Betapapun juga, semangat Tan Hok dalam ceritanya membangkitkan rasa suka yang besar dalam hati Beng San, apalagi setelah raksasa muda itu menjelaskan tentang penjajahan dan kesengsaraan rakyat karena diperas oleh kaum penjajah yaitu bangsa Mongol.
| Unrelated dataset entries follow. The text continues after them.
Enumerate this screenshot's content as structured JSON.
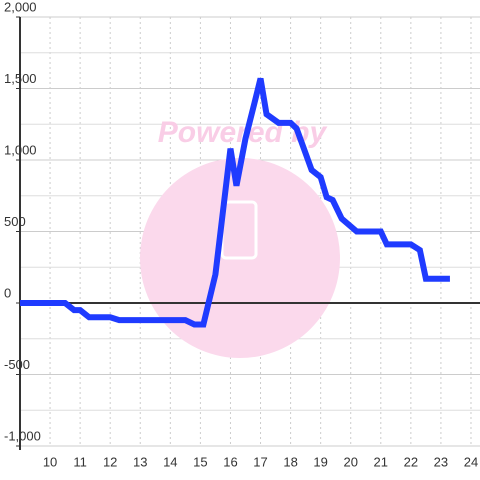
{
  "chart_data": {
    "type": "line",
    "watermark": "Powered by",
    "x": [
      9,
      10.5,
      10.8,
      11,
      11.3,
      12,
      12.3,
      14.5,
      14.8,
      15.1,
      15.5,
      16,
      16.2,
      16.5,
      16.8,
      17,
      17.2,
      17.6,
      18,
      18.2,
      18.7,
      19,
      19.2,
      19.4,
      19.7,
      20.2,
      21,
      21.2,
      22,
      22.3,
      22.5,
      23.3
    ],
    "series": [
      {
        "color": "#1f3bff",
        "values": [
          0,
          0,
          -50,
          -50,
          -100,
          -100,
          -120,
          -120,
          -150,
          -150,
          200,
          1080,
          820,
          1150,
          1400,
          1570,
          1320,
          1260,
          1260,
          1220,
          930,
          880,
          740,
          720,
          590,
          500,
          500,
          410,
          410,
          370,
          170,
          170
        ]
      }
    ],
    "xlim": [
      9,
      24.3
    ],
    "xticks": [
      10,
      11,
      12,
      13,
      14,
      15,
      16,
      17,
      18,
      19,
      20,
      21,
      22,
      23,
      24
    ],
    "ylim": [
      -1000,
      2000
    ],
    "yticks": [
      {
        "value": 2000,
        "label": "2,000"
      },
      {
        "value": 1500,
        "label": "1,500"
      },
      {
        "value": 1000,
        "label": "1,000"
      },
      500,
      0,
      -500,
      {
        "value": -1000,
        "label": "-1,000"
      }
    ],
    "yminorticks": [
      1750,
      1250,
      750,
      250,
      -250,
      -750
    ],
    "grid": true
  }
}
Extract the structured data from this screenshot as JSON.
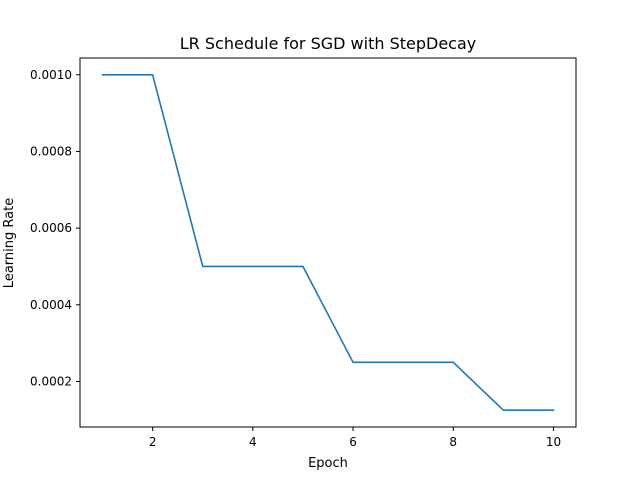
{
  "chart_data": {
    "type": "line",
    "title": "LR Schedule for SGD with StepDecay",
    "xlabel": "Epoch",
    "ylabel": "Learning Rate",
    "x": [
      1,
      2,
      3,
      4,
      5,
      6,
      7,
      8,
      9,
      10
    ],
    "series": [
      {
        "values": [
          0.001,
          0.001,
          0.0005,
          0.0005,
          0.0005,
          0.00025,
          0.00025,
          0.00025,
          0.000125,
          0.000125
        ]
      }
    ],
    "xlim": [
      0.55,
      10.45
    ],
    "ylim": [
      8.125e-05,
      0.00104375
    ],
    "xticks": [
      2,
      4,
      6,
      8,
      10
    ],
    "xtick_labels": [
      "2",
      "4",
      "6",
      "8",
      "10"
    ],
    "yticks": [
      0.0002,
      0.0004,
      0.0006,
      0.0008,
      0.001
    ],
    "ytick_labels": [
      "0.0002",
      "0.0004",
      "0.0006",
      "0.0008",
      "0.0010"
    ],
    "grid": false,
    "legend": "none",
    "colors": {
      "line": "#1f77b4",
      "axes": "#000000",
      "background": "#ffffff"
    }
  }
}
“Sungguh menggemaskan kalau diingat,” demikian antara lain Tan Hok menceritakan, “Bangsa kita adalah bangsa yang besar, yang mempunyai rakyat banyak sekali. Sebaliknya bangsa Mongol adalah bangsa perantau yang tidak mempunyai tempat tinggal yang tertentu, juga rakyatnya hanya sedikit. Akan tetapi bagaimana bangsa kita malah dijajah dan diperbudak oleh bangsa Mongol? Padahal kalau rakyat kita semua bangkit melakukan perlawanan, setiap orang Mongol sedikitnya akan berhadapan dengan tiga puluh orang kita!”